Here is a quick summary of what this patch set does:

 * The tarballs are now extracted in $(O)/src/<pkg>-<version>

 * Each tarball is extracted and patched only once, even if there is
   both a target build and a host build. Once a package has been
   extracted and patched, its source code is changed to not have write
   permissions, in order to catch misbehaving packages in terms of out
   of tree build.

 * The builds continue to be done in $(O)/build/<pkg>-<version> for
   target packages and $(O)/build/host-<pkg>-<version> for host
   packages.

 * A <pkg>_SUPPORTS_OUT_OF_TREE variable defines whether the package
   supports out of tree build or not. By default, it's set to NO, in
   which case the package source code is rsynced from its source
   directory to the build directory at the beginning of the configure
   step. It is set to YES by both the autotools and cmake package
   infrastructures (which have been modified to do out of tree build),
   and by some packages that use the generic infrastructure but
   nonetheless support out of tree build.

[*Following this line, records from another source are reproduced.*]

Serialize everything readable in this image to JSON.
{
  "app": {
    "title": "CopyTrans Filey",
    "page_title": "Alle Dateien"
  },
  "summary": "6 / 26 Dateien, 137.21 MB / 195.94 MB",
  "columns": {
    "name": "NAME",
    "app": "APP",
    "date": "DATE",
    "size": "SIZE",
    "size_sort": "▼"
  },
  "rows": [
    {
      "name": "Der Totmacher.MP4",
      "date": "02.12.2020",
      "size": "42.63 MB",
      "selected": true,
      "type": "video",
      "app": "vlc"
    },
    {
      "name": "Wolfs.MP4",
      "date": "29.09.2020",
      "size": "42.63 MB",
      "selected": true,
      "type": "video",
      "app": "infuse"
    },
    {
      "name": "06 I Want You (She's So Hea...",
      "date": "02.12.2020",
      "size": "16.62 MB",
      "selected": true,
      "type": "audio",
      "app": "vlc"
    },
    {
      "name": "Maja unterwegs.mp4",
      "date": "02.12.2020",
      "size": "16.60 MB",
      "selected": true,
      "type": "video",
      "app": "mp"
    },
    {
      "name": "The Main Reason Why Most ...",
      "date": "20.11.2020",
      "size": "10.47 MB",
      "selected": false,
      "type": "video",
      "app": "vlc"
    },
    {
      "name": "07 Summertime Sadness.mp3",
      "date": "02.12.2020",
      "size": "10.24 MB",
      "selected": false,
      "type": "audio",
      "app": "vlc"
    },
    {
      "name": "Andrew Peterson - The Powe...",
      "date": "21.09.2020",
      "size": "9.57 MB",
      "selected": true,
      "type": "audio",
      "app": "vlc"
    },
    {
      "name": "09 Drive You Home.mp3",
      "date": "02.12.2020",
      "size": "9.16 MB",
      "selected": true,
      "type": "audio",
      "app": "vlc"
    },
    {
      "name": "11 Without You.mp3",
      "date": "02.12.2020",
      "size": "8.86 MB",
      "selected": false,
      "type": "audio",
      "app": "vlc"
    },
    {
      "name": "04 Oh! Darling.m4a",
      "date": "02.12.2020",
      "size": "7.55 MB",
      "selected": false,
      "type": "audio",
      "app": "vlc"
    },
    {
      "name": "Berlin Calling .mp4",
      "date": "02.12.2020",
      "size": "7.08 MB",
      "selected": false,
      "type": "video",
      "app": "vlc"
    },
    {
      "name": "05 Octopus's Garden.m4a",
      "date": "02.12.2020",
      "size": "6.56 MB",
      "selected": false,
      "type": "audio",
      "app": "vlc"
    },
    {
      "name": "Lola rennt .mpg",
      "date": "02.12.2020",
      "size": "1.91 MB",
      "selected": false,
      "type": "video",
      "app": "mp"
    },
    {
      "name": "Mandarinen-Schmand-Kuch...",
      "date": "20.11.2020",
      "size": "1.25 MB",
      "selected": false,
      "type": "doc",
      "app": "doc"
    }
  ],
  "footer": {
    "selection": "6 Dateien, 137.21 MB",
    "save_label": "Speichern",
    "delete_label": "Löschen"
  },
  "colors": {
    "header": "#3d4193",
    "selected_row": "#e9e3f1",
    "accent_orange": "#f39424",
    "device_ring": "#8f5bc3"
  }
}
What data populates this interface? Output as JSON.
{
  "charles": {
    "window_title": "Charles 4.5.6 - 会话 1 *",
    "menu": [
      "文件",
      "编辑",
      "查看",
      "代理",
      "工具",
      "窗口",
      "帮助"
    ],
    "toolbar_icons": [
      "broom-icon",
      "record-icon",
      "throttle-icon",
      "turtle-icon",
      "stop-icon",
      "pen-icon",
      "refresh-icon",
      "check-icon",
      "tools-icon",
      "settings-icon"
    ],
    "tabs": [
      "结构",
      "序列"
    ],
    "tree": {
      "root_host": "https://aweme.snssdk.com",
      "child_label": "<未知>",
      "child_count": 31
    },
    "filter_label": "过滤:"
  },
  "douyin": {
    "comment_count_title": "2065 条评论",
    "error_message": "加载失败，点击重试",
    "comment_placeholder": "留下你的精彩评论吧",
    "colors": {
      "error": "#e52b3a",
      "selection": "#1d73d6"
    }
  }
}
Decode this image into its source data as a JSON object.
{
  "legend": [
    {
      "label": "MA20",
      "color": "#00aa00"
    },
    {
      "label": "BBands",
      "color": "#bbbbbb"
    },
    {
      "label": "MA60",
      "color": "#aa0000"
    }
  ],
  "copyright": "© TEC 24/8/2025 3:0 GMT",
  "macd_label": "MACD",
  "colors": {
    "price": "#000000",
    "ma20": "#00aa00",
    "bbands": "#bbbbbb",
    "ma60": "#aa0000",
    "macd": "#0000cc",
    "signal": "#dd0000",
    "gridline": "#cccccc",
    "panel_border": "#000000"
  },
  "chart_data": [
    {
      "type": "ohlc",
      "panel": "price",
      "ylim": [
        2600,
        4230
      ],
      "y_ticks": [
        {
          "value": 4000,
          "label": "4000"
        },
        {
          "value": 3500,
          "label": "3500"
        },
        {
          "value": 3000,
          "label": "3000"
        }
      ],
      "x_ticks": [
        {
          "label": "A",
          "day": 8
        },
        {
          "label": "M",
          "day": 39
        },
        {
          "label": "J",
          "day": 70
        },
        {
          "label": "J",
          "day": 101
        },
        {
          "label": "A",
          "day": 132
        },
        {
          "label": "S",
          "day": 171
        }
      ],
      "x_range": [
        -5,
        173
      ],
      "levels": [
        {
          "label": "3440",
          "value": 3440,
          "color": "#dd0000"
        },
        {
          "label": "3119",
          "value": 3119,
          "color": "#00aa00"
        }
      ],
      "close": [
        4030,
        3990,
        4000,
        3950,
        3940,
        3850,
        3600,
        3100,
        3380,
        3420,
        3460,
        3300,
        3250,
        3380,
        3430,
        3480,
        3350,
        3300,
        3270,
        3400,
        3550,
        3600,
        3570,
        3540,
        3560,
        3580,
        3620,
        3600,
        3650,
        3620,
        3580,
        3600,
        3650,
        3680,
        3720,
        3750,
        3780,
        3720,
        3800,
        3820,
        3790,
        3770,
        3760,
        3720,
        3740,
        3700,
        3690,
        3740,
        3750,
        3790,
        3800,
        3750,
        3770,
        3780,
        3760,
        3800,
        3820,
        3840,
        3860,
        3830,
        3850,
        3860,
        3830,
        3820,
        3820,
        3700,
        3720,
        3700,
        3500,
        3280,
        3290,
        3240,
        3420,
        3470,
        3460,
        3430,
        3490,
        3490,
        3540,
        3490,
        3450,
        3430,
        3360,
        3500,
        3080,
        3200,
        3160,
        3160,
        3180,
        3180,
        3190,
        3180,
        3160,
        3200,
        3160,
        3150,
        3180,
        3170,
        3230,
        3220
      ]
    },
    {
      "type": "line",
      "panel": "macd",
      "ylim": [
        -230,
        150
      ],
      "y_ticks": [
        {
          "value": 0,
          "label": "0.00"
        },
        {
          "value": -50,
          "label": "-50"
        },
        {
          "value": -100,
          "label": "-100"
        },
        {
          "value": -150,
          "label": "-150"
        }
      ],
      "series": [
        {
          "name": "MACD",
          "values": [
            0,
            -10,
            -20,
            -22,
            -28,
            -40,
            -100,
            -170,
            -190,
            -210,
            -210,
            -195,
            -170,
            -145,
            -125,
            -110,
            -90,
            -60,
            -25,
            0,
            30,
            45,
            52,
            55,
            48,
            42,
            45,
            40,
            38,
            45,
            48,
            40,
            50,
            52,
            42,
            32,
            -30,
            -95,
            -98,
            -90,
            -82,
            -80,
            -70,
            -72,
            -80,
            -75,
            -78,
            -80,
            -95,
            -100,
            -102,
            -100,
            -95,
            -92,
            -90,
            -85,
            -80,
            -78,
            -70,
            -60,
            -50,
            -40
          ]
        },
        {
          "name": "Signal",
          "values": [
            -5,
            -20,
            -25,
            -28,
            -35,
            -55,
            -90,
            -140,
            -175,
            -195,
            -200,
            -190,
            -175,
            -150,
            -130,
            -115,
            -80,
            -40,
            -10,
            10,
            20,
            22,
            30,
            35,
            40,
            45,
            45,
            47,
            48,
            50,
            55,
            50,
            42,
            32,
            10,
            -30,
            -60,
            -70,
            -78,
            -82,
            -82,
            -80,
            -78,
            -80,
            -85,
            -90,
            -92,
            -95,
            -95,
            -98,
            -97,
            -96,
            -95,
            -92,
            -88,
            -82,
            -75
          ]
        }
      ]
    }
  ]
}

 * The override source directory mechanism is updated to take
   advantage of this out of tree support. Now, if you override a
   package that supports out of tree build, the source code is no
   longer rsynced to the build directory. This makes the override
   source directory mechanism a lot more usable for big packages such
   as the Linux kernel.

Amongst the known remaining issues to solve are:

 * The semantic of the 'make <pkg>-dirclean' command. Should it remove
   the build directory and the source directory? Only the build
   directory? If it removes both (which the proposed prototype
   currently does), it is strange because you remove one build variant
   (host or target) and the source directory, but the other build
   variant (target or host) remains.

 * I am not sure on how we want to handle <pkg>-reconfigure and
   <pkg>-rebuild. I guess we want to tell the user to do his changes
   in the package source directory, output/src/<pkg>-<version>. But
   all files in this source directory are marked read-only, so it's
   not very practical.

   In addition to this, for packages that don't support out of tree
   build, we do a rsync at the beginning of the configure step. So if
   the user does "make <pkg>-reconfigure", then the source code gets
   rsynced again from the source directory to the build directory, but
   not if the user does "make <pkg>-rebuild".

Comments, ideas, suggestions are welcome.